Dessa forma, essa corrente presta-se de maneira eloquente ao jornalismo de cidades já que
está fortemente ancorada na ideia de desvio, ou seja, essa sociologia irá dar apoio ao estudo das
formas de sociabilidade e socialidade onde os sujeitos encontram-se desestabilizados. Nesse caso, o
estigma foi uma palavra-chave ao lidar com algumas personagens e grupos que foram retratados nas
matérias e verbetes.

Como se define o jornalismo de cidades na Paraíba?

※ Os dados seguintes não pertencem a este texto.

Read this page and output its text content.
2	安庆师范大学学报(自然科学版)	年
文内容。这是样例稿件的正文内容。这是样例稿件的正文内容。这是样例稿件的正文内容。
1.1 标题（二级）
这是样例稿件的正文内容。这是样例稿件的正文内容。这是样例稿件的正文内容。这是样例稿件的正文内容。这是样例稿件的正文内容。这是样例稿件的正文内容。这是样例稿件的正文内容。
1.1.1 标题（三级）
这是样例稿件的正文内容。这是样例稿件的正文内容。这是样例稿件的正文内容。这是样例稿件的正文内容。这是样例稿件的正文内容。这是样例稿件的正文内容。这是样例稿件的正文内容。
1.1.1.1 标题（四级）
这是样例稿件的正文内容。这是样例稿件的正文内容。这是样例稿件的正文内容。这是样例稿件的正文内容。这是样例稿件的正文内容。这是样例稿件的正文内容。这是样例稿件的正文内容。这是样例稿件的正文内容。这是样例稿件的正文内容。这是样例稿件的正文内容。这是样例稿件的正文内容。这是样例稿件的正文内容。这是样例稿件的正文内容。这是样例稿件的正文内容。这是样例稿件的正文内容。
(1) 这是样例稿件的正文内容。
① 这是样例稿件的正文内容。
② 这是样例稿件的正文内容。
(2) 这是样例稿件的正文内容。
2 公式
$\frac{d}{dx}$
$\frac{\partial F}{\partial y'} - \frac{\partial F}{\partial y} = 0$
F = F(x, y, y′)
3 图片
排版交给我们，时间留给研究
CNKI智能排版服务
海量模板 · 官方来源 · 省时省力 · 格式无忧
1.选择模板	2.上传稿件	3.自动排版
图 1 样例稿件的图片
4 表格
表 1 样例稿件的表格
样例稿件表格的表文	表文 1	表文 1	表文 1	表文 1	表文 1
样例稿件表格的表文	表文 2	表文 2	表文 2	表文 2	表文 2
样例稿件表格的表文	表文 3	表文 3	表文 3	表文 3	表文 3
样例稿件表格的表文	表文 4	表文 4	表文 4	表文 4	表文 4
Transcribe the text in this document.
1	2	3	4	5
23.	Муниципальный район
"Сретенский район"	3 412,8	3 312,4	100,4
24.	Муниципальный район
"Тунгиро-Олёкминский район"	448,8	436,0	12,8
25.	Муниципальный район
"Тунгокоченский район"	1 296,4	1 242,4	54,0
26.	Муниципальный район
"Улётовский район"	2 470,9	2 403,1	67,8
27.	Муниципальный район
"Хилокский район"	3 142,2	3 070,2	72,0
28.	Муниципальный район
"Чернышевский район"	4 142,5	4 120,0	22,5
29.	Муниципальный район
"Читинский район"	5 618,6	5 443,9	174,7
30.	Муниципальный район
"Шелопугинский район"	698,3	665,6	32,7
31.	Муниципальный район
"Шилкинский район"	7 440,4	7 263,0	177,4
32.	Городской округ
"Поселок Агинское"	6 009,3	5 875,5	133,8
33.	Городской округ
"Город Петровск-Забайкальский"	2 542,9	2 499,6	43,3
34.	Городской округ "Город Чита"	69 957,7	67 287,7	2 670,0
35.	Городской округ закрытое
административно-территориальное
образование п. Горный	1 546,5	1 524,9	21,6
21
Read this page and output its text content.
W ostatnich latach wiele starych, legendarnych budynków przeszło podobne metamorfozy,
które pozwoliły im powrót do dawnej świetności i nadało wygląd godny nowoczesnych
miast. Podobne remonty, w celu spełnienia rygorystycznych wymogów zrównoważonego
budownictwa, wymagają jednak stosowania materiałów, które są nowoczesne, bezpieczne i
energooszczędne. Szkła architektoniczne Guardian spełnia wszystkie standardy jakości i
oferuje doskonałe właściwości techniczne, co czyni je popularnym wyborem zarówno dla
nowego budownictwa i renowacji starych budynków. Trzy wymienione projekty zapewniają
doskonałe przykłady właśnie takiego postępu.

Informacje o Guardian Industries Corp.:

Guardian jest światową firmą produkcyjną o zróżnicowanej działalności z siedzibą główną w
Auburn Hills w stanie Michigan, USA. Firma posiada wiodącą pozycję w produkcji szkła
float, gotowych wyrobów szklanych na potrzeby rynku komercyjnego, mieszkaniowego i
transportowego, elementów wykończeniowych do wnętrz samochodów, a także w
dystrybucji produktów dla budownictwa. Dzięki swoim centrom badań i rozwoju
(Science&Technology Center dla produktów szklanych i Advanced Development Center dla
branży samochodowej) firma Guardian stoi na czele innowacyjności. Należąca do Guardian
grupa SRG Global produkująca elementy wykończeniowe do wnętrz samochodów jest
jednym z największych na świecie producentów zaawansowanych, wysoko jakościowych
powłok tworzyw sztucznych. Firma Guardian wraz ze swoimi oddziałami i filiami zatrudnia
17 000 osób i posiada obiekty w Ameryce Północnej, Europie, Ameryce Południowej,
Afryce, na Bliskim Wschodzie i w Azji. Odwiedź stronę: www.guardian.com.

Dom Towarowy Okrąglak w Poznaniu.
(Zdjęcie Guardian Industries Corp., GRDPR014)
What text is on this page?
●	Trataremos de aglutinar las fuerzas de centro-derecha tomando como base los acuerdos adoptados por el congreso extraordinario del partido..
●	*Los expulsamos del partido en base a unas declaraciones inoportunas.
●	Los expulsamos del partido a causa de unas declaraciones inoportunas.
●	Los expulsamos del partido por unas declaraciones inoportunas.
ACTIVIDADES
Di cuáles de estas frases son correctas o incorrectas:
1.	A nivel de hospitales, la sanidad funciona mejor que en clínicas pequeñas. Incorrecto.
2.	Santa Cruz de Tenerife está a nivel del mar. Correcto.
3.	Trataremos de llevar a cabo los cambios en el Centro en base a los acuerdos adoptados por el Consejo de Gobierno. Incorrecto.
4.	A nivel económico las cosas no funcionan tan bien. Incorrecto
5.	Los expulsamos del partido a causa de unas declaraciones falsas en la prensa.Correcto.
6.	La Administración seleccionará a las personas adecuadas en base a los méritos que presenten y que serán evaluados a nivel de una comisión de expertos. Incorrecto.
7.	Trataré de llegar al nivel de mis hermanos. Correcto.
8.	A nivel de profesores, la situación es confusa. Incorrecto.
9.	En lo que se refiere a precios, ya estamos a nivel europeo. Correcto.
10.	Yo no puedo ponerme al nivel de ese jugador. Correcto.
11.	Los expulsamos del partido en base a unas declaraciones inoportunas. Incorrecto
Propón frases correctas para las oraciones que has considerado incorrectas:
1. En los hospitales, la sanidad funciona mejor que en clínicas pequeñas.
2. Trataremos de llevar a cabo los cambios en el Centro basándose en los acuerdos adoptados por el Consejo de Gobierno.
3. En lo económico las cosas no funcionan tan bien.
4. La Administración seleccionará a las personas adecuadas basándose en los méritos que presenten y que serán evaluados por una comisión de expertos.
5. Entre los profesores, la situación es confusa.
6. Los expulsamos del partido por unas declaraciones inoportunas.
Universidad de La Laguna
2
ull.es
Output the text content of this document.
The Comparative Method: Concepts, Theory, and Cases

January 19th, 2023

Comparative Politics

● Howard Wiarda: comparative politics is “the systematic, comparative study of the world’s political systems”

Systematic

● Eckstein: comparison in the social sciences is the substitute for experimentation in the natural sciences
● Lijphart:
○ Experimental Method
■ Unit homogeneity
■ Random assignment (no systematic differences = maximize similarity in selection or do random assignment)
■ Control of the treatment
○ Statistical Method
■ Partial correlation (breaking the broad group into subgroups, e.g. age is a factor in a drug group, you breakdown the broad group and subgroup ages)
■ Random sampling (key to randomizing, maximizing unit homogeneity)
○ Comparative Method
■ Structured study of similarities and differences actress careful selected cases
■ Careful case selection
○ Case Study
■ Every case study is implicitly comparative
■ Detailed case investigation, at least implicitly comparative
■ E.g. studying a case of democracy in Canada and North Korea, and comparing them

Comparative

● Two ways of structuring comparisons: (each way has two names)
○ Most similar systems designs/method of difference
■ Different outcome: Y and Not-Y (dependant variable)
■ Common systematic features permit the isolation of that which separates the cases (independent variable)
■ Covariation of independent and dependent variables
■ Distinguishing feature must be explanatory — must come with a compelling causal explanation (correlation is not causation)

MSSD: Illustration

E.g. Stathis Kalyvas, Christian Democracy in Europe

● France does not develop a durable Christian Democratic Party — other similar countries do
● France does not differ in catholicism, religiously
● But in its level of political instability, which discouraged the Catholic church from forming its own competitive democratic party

Na Paraíba temos três publicações que dominam o mercado de consumidores, todas


possuem um caderno dedicado a discussão das temáticas que predominantemente estão inseridas na
cidade de João Pessoa. Podemos perceber que os títulos irão variar, em O Norte o caderno se chama
Dia a dia. Em Correio da Paraíba e Jornal da Paraíba temos o caderno Cidades.
No dicionário escolheremos palavras que se tornarão verbetes, e com a sua explicação e
definição enquanto elemento na práxis discursiva poderá representar como a cidade torna-se
claramente um ambiente de apropriação e interação entre o individual e o geral para se compreender
o cotidiano e sua linguagem.
O tema mais recorrente nos cadernos de cidades da capital paraibana é a violência e suas
decorrências, como a criminalidade e as mortes. Por isso mesmo, a escola – teoria indicada para
estudar o referido caderno seria o interacionismo, este que surgiu em um momento delicado da
cidade de Chicago, onde o número de crimes aumentava assustadoramente.

Referências:

BARROS, José D'Assunção. Cidade e História. Petrópolis: Vozes, 2007.

JEUDY, Henry-Pierre. Espelho das cidades. Rio de Janeiro, Casa da Palavra: 2005.

RIBEIRO,Luiz Cesar de Queiroz; PECHMAN, Robert. Cidade, povo e nação: gênero do urbanismo
moderno, Rio de Janeiro: Civilização Brasileira, 1996.

RYKWERT, Joseph. A ideia de cidade. São Paulo, Perspectiva: 2006.